Hermann parlait d’un ton calme, avec des inflexions modestes. Plus il sentait que ces discours devaient paraître étranges dans la bouche d’un prince, plus il s’efforçait d’y mettre l’accent de la plus entière simplicité et de la certitude la plus tranquille.

— Monseigneur, dit Hellborn, j’ai l’honneur de donner ma démission à Votre Altesse royale.

Hermann se leva :

— Soit. C’est étonnant comme j’ai de la peine à garder mes ministres. C’est que je fais des choses trop simples pour eux.
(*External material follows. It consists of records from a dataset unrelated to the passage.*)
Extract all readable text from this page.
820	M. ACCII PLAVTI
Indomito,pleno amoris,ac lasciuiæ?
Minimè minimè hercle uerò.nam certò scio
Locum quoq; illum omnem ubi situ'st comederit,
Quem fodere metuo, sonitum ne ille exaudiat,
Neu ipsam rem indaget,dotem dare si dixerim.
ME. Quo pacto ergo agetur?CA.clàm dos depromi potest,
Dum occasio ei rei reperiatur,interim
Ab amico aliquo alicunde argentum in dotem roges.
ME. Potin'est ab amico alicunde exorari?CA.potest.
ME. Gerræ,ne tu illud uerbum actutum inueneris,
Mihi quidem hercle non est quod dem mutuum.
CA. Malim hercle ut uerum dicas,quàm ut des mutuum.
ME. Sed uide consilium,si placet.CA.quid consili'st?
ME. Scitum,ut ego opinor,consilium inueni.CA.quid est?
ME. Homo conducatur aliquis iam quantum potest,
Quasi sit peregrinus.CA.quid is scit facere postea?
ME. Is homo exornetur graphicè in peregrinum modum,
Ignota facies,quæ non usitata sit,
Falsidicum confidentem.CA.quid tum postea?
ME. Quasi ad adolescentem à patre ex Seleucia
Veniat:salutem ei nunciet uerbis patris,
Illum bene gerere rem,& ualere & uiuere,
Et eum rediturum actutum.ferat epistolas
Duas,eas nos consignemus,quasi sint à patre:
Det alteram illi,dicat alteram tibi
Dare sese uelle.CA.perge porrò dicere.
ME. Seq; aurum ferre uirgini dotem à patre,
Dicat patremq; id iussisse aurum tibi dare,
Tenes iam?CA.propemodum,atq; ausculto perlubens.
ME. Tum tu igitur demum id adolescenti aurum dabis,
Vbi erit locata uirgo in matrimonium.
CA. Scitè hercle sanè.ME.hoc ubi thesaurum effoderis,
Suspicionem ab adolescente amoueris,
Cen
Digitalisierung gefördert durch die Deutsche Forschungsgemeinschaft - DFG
Il se mit à marcher de long en large, la tête baissée, les mains derrière le dos :

— J’ai beaucoup appris dans ces derniers mois. Ce qui rend les iniquités de l’état politique et social difficiles à redresser, c’est que tout le monde, en cette affaire, est à la fois juge et partie… Ce que je dis là n’a rien d’original, n’est-ce pas ? La réparation de ces iniquités est réclamée par ceux qui souffrent et par une partie de ceux qui jouissent. Or, les premiers demandent et espèrent trop. Et, quant aux seconds, ils ne peuvent jamais être complètement sincères. Il y aura toujours, même chez les meilleurs, un abîme entre leurs pensées et leurs actes. Presque tous les théoriciens révolutionnaires appartiennent à la bourgeoisie, quelques-uns à la bourgeoisie riche. Si tous ceux-là conformaient leur conduite à leur doctrine, s’ils vivaient sobrement, s’ils consacraient tout leur superflu au soulagement des misères dont ils font profession de s’indigner, la solution de la question sociale aurait déjà fait un grand pas. Mais non ! Privilégiés, ils continuent à jouir jalousement de leurs privilèges. Nous voyons qu’en tout pays la plupart des leaders de la démocratie sont ou de fort économes bourgeois, ou des hommes de plaisir, qu’ils n’aiment pas le peuple, qu’ils trouvent son abord déplaisant, qu’ils ne l’approchent que les jours de club et dans les périodes d’élections, et qu’ils ne font même pas la charité, sous prétexte que ce n’est pas la charité, mais la réforme des institutions qui amènera l’extinction de la misère. Hypocrisie ! hypocrisie !… Hélas ! ce n’est rien que de donner la dîme de son revenu. Mais, même parmi les riches les moins endurcis, qui donc donne la dîme ?… Personne ne fait son devoir. Je voudrais essayer de faire le mien.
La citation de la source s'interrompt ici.